La última oleada de liquidaciones en los mercados cripto ha traído consigo una sorpresa inesperada. Durante la venta masiva de la semana pasada, las posiciones relacionadas con la tokenización de plata generaron más liquidaciones que el bitcoin en Hyperliquid. Una señal que Michael Burry, famoso por anticipar la crisis de las hipotecas subprime, interpreta como síntoma de una “espiral de fallecimiento colateral“, una espiral de liquidación que se retroalimenta.
En una nota reciente, el gerente explica que la caída simultánea de activos cripto y metales, combinada con un uso excesivo de apalancamiento, ha desencadenado una reacción en cadena. Cuando el valor del colateral cae, se liquidan las posiciones más arriesgadas, lo que aumenta la presión bajista y alimenta un círculo vicioso.
La apalancamiento financiero extremadamente alto en estos exchanges de cripto debido al aumento de los precios de los metales significaba que cuando la garantía cripto caía, los metales tokenizados tenían que ser vendidos. Esto es una ‘espiral de fallecimiento colateral’.
Cuando la plata supera al bitcoin en las liquidaciones
El aspecto destacado del episodio radica en la inusual jerarquía de las liquidaciones forzosas. En Hyperliquid, las liquidaciones relacionadas con contratos tokenizados de plata superaron a las de bitcoin, a pesar de que tradicionalmente lidera en momentos de estrés en el mercado.
Este cambio no está vinculado a un choque específico en el BTC, sino a una posición extremadamente cargada en metales preciosos. El impresionante aumento del oro y la plata en las semanas anteriores atrajo a un flujo de operadores utilizando un alto apalancamiento. Cuando los precios corrigieron bruscamente, la limitada liquidez y la concentración de las posiciones aceleraron las liquidaciones.
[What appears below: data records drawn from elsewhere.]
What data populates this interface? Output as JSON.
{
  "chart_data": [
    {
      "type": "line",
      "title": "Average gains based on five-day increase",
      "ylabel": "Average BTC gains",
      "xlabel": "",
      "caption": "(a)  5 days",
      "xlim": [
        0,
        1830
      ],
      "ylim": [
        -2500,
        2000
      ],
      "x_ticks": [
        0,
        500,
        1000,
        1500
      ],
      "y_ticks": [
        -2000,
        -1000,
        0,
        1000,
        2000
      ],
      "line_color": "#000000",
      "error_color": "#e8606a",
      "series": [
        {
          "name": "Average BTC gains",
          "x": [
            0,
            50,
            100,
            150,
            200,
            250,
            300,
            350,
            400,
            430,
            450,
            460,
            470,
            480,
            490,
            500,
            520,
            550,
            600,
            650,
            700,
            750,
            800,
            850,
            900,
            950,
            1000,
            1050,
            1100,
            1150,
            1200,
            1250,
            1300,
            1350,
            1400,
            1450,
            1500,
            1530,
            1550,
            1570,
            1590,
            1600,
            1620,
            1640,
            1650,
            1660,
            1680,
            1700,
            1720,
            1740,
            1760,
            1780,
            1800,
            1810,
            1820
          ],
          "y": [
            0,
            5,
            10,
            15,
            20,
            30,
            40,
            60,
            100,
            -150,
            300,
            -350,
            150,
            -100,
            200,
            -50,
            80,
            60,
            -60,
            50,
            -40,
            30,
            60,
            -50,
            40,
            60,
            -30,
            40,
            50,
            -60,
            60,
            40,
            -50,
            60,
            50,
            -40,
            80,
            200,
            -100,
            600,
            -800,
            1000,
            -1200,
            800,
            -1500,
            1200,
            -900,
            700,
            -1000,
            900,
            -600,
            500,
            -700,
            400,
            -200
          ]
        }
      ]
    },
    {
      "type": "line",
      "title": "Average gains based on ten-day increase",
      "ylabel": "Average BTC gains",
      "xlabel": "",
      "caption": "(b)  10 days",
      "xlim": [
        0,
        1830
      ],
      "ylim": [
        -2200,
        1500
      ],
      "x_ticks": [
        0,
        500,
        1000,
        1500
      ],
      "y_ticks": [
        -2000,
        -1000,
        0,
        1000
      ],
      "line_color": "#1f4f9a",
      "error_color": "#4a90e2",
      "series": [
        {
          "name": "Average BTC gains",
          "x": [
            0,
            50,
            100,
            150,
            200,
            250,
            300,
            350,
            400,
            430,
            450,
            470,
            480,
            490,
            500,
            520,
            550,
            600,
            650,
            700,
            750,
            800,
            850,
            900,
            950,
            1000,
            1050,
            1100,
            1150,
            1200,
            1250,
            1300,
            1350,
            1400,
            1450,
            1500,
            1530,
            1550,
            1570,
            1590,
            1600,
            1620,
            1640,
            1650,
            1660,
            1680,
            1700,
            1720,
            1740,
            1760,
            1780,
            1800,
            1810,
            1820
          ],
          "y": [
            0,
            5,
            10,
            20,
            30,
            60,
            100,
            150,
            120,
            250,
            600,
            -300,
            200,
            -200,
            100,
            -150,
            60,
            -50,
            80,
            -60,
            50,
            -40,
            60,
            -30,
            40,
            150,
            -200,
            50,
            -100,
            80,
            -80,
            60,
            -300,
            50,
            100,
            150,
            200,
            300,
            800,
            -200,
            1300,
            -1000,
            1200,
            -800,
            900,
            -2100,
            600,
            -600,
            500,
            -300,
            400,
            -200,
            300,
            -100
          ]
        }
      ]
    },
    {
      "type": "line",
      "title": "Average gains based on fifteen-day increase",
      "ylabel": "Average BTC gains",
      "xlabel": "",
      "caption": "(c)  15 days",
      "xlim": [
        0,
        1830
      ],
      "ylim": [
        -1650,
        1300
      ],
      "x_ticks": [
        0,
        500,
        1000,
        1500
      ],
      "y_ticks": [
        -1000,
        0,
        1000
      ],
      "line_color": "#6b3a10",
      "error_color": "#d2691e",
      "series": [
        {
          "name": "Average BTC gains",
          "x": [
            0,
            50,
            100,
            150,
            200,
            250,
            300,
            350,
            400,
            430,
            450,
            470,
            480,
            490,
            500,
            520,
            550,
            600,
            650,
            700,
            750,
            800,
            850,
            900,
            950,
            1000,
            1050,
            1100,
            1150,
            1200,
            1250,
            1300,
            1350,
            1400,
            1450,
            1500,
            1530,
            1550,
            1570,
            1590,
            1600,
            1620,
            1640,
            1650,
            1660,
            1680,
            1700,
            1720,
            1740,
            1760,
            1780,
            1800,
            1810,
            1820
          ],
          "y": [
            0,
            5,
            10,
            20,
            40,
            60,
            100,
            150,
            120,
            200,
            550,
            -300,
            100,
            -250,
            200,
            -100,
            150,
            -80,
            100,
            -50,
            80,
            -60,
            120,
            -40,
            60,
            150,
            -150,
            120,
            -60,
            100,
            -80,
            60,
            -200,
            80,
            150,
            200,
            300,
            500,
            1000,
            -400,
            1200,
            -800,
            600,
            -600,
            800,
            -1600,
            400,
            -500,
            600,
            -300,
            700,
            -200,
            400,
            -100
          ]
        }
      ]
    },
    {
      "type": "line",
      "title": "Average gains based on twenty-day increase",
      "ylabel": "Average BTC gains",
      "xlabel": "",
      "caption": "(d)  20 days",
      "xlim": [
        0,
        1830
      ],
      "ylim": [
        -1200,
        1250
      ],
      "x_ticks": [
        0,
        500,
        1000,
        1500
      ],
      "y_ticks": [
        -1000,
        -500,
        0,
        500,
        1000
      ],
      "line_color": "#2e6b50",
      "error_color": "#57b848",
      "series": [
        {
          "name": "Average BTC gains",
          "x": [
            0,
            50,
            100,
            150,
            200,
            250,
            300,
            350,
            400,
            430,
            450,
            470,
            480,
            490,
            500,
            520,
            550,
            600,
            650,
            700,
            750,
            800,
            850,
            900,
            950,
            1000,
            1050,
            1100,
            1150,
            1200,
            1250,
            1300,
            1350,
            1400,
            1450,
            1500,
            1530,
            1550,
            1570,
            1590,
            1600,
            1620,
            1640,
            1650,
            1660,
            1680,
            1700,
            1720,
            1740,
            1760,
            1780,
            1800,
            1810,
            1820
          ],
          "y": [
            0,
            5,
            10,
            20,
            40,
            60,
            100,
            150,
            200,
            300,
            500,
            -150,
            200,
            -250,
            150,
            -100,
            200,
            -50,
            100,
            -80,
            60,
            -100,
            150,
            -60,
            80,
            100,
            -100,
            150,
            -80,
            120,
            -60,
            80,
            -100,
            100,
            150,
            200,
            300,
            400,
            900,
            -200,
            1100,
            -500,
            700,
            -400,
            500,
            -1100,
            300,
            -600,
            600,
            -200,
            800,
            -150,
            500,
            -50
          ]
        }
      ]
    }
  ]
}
La mecánica de una espiral de colateral
Según Michael Burry, la dinámica es simple pero implacable. Los operadores utilizan activos cripto como colateral para tomar posiciones en metales tokenizados. Cuando el mercado cripto retrocede, el valor de este colateral disminuye. Para cumplir con los requisitos de margen, las plataformas venden automáticamente las posiciones más arriesgadas, incluso en plata u oro tokenizados.
Estas ventas forzadas siguen bajando los precios de los metales, desencadenando nuevas liquidaciones. La espiral se retroalimenta, independientemente de los fundamentos económicos a corto plazo. En este contexto, la tokenización de plata se convirtió, temporalmente, en el epicentro del estrés, incluso eclipsando al bitcoin y al ether.
Los mercados cripto como plataformas macro 24/7
Este episodio ilustra una evolución estructural. Las plataformas cripto ya no solo se utilizan para operar criptomonedas. Son cada vez más utilizadas como infraestructuras de trading macro abiertas las 24 horas del día, permitiendo tomar posiciones en materias primas o índices a través de productos tokenizados.
Estos instrumentos ofrecen ventajas claras: acceso las 24 horas del día, capital inicial reducido, ejecución rápida. Pero estas mismas características amplifican los riesgos en períodos de extrema volatilidad, especialmente cuando los mercados tradicionales endurecen sus reglas.
Paralelamente a la venta masiva, los mercados tradicionales han aumentado los requisitos de margen en los contratos de futuros de oro y plata. Aunque estas medidas se aplican a los mercados tradicionales, influyen en el comportamiento de los operadores en los mercados tokenizados, que reflejan los mismos activos subyacentes.
Una advertencia sobre el apalancamiento
El mensaje principal de Burry es claro. La integración creciente de los mercados macro en el ecosistema cripto está transformando estas plataformas en amplificadores de estrés financiero. Cuando el apalancamiento está demasiado concentrado y la liquidez escasea, activos considerados secundarios pueden convertirse en el principal impulsor de las liquidaciones.
Este episodio recuerda que la línea entre la finanza tradicional y la cripto se desvanece rápidamente. En un entorno donde todo se opera sin parar, la próxima fase de turbulencia podría no venir de donde los inversores esperan.